Rezension zu "Und in mir der unbesiegbare Sommer" von Ruta Sepetys
Was wäre, wenn man von jetzt auf gleich aus seinem Leben gerissen würde? Verschleppt in eine tausende Kilometer entfernte eisige Ödnis. Diese Geschichte handelt von einem 15jährigen Mädchen, welchem genau das passiert. Sie wird mit ihrer Mutter und ihrem jüngeren Bruder im Sommer des Jahres 1941 von der sowjetischen Geheimpolizei abgeholt und muss sich in einem engen Wagon mit vielen Mitleidenden auf den Weg in eine völlig ungewisse Zukunft machen. Schon auf der langen Fahrt sterben unter unmenschlichen Bedingungen zuerst die kleinen Kinder wie die Fliegen.
Litauen wurde ebenso wie Estland und Lettland während des 2. Weltkrieges von der Sowjetunion okkupiert. Recht bald begann die Selektion unter der Bevölkerung. Alles, was nur nach Regimekritik roch, wurde samt kompletter Familie nach Sibirien verfrachtet. Dieser Prozess wurde durch den Überfall der deutschen Wehrmacht auf die Sowjetunion gestoppt und durch die fast vollständige Ausrottung der jüdischen Bevölkerung der baltischen Staaten ersetzt.
Die Ich-Erzählerin Lina schildert das abgrundtiefe Erleiden von Hunger, Durst, Krankheit, Gewalt und dem völligen Entzug der menschlichen Würde. Von ihren Bewachern werden sie verhöhnt, gequält und schlimmer als Tiere behandelt.
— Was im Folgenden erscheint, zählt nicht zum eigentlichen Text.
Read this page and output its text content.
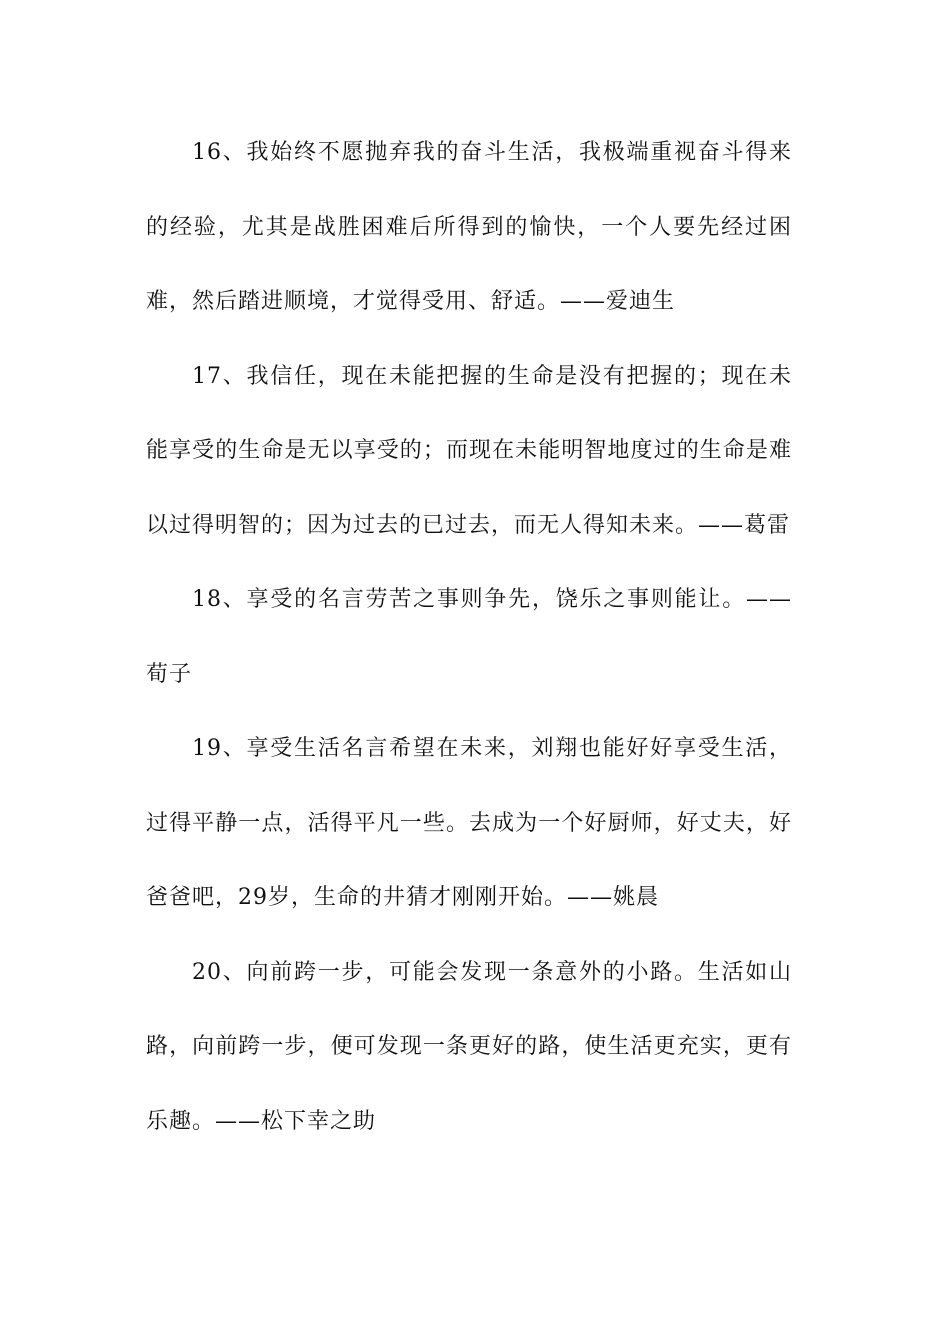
16、我始终不愿抛弃我的奋斗生活，我极端重视奋斗得来的经验，尤其是战胜困难后所得到的愉快，一个人要先经过困难，然后踏进顺境，才觉得受用、舒适。——爱迪生

17、我信任，现在未能把握的生命是没有把握的；现在未能享受的生命是无以享受的；而现在未能明智地度过的生命是难以过得明智的；因为过去的已过去，而无人得知未来。——葛雷

18、享受的名言劳苦之事则争先，饶乐之事则能让。——荀子

19、享受生活名言希望在未来，刘翔也能好好享受生活，过得平静一点，活得平凡一些。去成为一个好厨师，好丈夫，好爸爸吧，29岁，生命的井猜才刚刚开始。——姚晨

20、向前跨一步，可能会发现一条意外的小路。生活如山路，向前跨一步，便可发现一条更好的路，使生活更充实，更有乐趣。——松下幸之助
Doch eine Flamme tief in ihrem Inneren lässt sie kämpfen und hält einen Hoffnungsrest am Leben, in Bälde wieder mit ihrem Vater, der separat inhaftiert wurde, vereinigt zu sein und eines Tages wieder in ihre geliebte Heimat zurückkehren zu können.
Die Geschichte endet nach dem zweiten Winter in der Verbannung. Doch noch 10 weitere sollten Folgen. Und auch nach der Rückkehr musste das Erlebte aus Furcht vor weiteren Repressionen unter dem Mantel der Verschwiegenheit bleiben.
Nach den ersten 300 Tage Martyrium wurde Lina durch eine willkürliche Verlegung ins Niemandsland am Polarkreis von Andrius getrennt, der ihr bis dato beistand und zu dem sie eine tiefe Zuneigung entwickelt hatte. Doch sie schworen beim letzten Aufeinandertreffen, sich nicht zu vergessen und wieder zu finden.....
Das Buch hat mich einfach gefesselt. Es ist packend zu lesen und geht mitunter ganz schön an die Nieren. Vieles erinnert an das Leid der jüdischen Bevölkerung während der NS-Zeit. Natürlich wusste man auch schon zuvor, dass die Sowjetunion unter Stalin nicht gerade zimperlich mit Menschen umgegangen ist. Doch dies nochmals anhand eines Einzelschicksals vor Augen geführt zu bekommen, hat eine nachdrückliche Intensität.
Fazit: Eine (zwar fiktive, aber stellvertretende) Geschichte, die nicht unberührt lässt.